The Budget has again ignored the construction of rural godowns. The farmers are forced to sell immediately after the harvest to repay loans taken in connection with agricultural operations as well as to meet other consumption needs. If there were a network of cooperative marketing godowns they could store their produce and get pledge loans from banks on the hypothecation of the produce. This could ensure them fair prices afterwards while at present they may have to sell at a price which may not cover their cost of production. The Budget has provided Rs 174 crores only for agricultural marketing out of which a small part has been earmarked for construction of rural godowns. The government gives a small subsidy for construction of rural godowns but the resource-poor farmers are unable to avail it. Every village Panchayat has a Panchayat Bhawan for holding meetings. It remains vacant or is used as a drawing-cum-guest room of the village Pradhan. It can be more productively utilised if it could be converted into a godown. Every farmer can be provided with a Kisan Credit Card with a higher limit for pledge loans along with crop loans. This will enable the farmers to get pledge loans easily and become instrumental in mitigating their lot through price mechanism.2

All in all the Budget provisions are so meagre that it can have hardly any impact on the growth in the commodity producing sectors, particularly agriculture. Nor can it create adequate job opportunities to arrest the deteriorating employment situation. Employment in the organised sector at 264.6 lakhs in 2005 was lower than what it was in 1991. What the country needs is massive investment, both public and private, more so in the former as investment in infrastructure can be intensified only by public investment. All this requires massive resource mobilisation and its productive deployment. But there appears to be no such approach. The tax- GDP ratio in India at 12 per cent is less than half of what it is in many developed countries and some of the developing countries. There are exemptions galore which make the effective tax rate only half of the statutory rate. On account of these exemptions the annual loss to the exchequer was Rs 278,644 crores in 2007-08 as per the Receipt Budget 2008-09. (pp. 58) Instead of withdrawing the exemptions the income tax payers have been given a bonanza of Rs 30,000 crores. Reduction in excise duty of various consumer durables will further benefit them. Wealth and estate duty and gift tax were abolished long back although many other countries have high rates of these taxes. Securities Transaction Tax will fetch only Rs 9000 crores in 2008-09 although the daily securities transaction is of the order of Rs 15,000 crores.
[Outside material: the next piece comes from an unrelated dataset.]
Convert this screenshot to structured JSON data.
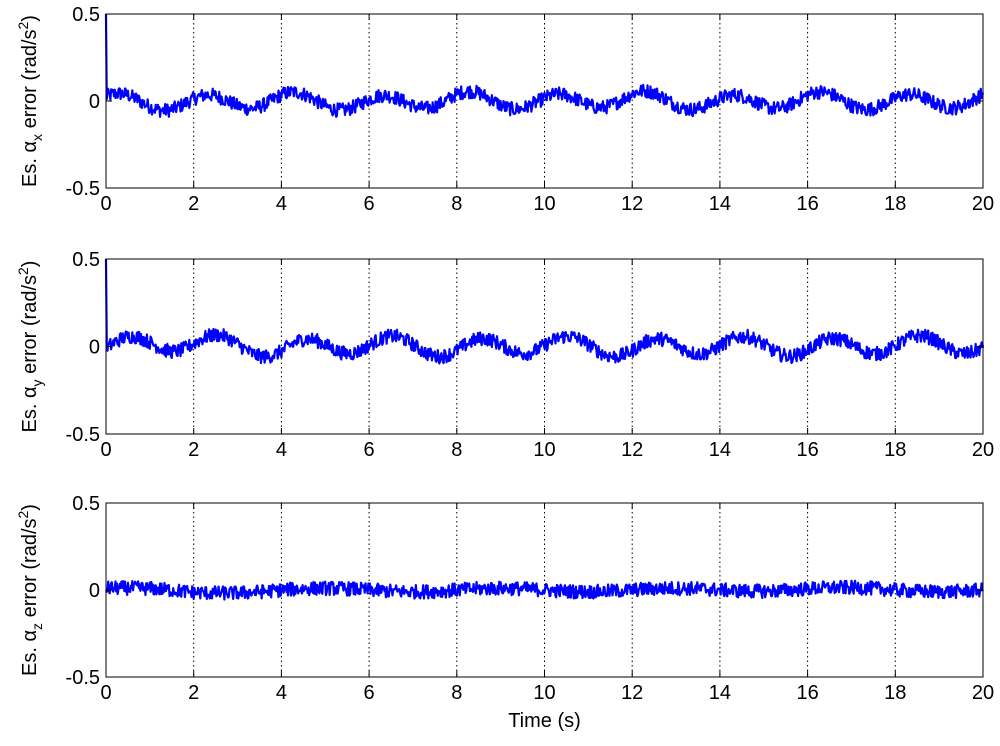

If tax exemptions are withdrawn and income and wealth of the richer class are suitably taxed, there will be no need for borrowings which are currently of the order of Rs 133,000 crores. This will lessen the interest burden which will take away Rs 191,000 crores in the current year. That way the budgetary expenditure can be doubled leading to a much faster growth of the economy, more so its commodity producing sectors.

NOTES

1. World Bank and NCAER, 2003, The Rural Finance Access Survey and World Bank, 2004, Scalling up Access to Finance for India’s Rural Poor.
- 2. Price mechanism has been utilised to extract rural surplus to finance industrialisation in all the developed countries. The ruling class in India also wants to keep agricultural prices as low as possible. A latecomer on the scene, India can compete in the global market only on the basis of cheap labour and cheap agricultural raw materials. Likewise when the government goes in for procurement of foodgrains it offers a price which covers the cost of production only and does not provide for any profit. Still the farmers prefer to sell as the private trader offers still lower price. It imports wheat at double the prevailing market price rather than pay a bit higher price to its own farmers lest the internal prices may rise.

The author is an Honorary Fellow, Govind Ballabh Pant Social Science Institute, Allahabad.